The Sahara is the world's largest hot desert. It covers about 3.5 million square miles; about the size of the United States. It is about 5,000 kilometers (3000 miles) across. In 1977, I traveled from London to Nairobi, crossing the Sahara in a all-wheel drive Bedford Truck.
December 1977, I arrived in Bangui, the capitol of the Central African Empire, a few days after the coronation of Emperor Bokassa. Eager for a change of fare, I happened on a small cafe and enjoyed a fresh dish of yogurt. It was delicious. A large picture of Colonel Kaddafi hung over the door, the owner was a Libyan expatriate. The next day I was laid-low by a vicious stomach bug, naturally, I blamed the yogurt, and Kaddafi by association.
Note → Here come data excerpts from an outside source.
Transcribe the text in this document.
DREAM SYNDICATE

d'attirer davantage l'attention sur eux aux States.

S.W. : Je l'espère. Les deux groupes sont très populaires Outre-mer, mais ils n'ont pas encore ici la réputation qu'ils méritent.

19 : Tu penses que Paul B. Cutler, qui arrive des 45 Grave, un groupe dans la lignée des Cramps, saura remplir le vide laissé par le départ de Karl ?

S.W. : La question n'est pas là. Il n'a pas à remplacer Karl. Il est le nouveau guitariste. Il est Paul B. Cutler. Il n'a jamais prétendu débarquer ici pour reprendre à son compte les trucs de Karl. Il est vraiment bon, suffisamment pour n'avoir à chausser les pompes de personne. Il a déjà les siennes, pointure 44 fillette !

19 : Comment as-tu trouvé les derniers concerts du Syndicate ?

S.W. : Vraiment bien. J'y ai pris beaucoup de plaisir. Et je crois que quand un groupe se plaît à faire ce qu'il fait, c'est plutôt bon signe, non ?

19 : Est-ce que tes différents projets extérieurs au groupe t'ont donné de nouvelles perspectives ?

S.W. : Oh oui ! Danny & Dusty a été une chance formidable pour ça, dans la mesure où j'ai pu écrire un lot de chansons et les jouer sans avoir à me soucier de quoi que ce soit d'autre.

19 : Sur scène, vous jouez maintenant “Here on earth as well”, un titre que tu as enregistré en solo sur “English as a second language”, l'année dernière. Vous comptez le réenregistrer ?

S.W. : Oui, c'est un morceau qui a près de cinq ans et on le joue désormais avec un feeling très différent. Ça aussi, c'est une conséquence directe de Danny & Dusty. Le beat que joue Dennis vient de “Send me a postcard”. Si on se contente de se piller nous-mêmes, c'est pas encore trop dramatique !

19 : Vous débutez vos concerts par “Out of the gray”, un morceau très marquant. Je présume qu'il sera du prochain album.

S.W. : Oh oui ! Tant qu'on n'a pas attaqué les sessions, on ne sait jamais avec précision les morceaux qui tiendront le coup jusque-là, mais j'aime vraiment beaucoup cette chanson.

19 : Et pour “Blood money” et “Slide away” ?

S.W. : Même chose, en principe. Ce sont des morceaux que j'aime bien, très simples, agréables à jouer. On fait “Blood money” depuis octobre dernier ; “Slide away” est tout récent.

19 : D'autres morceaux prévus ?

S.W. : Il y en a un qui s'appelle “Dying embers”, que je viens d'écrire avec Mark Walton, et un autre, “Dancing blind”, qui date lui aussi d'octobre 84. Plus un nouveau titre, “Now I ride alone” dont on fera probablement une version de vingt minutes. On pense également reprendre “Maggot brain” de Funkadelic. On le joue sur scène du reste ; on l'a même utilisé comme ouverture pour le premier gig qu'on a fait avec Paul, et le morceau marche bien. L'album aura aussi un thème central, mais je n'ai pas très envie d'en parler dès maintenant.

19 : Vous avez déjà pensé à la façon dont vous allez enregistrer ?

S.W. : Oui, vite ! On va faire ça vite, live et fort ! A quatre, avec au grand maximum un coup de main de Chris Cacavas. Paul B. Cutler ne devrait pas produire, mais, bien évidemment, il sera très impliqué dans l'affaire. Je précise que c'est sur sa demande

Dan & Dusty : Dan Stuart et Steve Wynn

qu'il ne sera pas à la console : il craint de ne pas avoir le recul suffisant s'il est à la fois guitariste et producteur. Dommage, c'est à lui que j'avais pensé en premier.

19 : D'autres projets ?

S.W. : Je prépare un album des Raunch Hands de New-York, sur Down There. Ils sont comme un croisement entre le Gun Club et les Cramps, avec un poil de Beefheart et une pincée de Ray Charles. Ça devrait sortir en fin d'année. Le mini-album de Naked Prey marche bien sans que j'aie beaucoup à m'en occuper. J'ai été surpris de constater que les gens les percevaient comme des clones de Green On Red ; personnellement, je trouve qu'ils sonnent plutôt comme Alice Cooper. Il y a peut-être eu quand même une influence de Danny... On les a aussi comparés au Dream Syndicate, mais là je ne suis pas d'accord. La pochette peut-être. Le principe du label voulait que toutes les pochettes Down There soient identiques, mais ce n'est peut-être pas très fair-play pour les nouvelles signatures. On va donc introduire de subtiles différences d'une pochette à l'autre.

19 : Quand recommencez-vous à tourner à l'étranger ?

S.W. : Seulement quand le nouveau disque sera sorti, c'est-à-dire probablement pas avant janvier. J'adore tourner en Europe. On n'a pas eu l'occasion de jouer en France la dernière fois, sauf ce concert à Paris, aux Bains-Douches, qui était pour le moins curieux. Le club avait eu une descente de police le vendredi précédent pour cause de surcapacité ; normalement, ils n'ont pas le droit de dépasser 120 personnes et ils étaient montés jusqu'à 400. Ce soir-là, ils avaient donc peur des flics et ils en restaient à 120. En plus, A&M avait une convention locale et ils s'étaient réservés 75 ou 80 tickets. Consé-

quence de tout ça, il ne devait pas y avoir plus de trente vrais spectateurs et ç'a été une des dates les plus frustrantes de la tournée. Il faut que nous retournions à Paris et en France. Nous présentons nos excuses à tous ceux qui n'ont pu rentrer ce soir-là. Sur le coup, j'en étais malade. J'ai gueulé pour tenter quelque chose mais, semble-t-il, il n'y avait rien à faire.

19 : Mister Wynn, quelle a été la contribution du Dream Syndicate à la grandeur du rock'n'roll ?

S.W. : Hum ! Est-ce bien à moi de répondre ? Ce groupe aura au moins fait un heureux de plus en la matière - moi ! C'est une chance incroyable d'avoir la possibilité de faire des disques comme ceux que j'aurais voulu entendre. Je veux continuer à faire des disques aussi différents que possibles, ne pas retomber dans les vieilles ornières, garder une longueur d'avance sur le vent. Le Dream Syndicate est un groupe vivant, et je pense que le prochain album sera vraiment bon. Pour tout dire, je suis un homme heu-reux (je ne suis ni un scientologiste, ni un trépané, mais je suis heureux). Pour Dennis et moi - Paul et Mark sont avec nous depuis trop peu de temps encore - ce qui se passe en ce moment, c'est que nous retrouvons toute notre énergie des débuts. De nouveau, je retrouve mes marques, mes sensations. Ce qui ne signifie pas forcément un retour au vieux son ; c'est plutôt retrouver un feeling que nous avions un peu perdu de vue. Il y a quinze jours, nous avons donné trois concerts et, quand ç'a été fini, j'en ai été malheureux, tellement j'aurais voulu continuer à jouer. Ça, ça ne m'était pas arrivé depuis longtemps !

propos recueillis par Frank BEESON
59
A few weeks later, while eating lunch in a gravel pit in Eastern Zaire, I found an expended .50-caliber armor-piercing tracer bullet. The next day I arrived in Kisangani, a city still not fully recovered from dystopian violence of the Simba rebellion supported by Che Guevara. I kept the bullet, and after some research, I presumed it to have been fired from an aircraft piloted by Cuban exile pilots employed by the CIA during the nineteen-sixties. Cubans fighting Cubans in the heart of Africa.
Kaddafi and Che, two players in the Cold War bringing conflict and suffering to the people of central Africa. The Sahara Intercept attempts to give the reader a glimpse into the secret cold war in the heart of Africa, using a fictional story interwoven into a timeline of real events.
The Sahara Intercept is a work of fiction interwoven into a timeline of real events. The following events actually occurred:
1. The Ustica Mystery: The Italian airliner was shot down on 27 June 1980. A bomb or a missile was suspected, but no official blame was ever assigned.
2. Bombing of the Railway Station in Bologna, Italy on 2 August 1980.
3. Incident with U.S. Air Force ELINT Aircraft on 16 September 1980.
4. The Libyan Invasion of Chad.
5. Military coup in Turkey on 12 September 1980.
6. Libyan attack on N'Djamena airport by Libyan Tu-22s on 9 October 1980.
The military units, American, French, Chadian, and Israeli are real and operate as described. The Chadian Air Force used surplus Skyraiders and French mercenary pilots as described in the novel.
The cities of Tamanrasset, Agadez, Bangui, and Kisangani are described as they existed in 1977. Kisangani was worse, the author having witnessed two thefts in one day.
The Škorpion Brigade and Lukas Penwell's organization are fictional.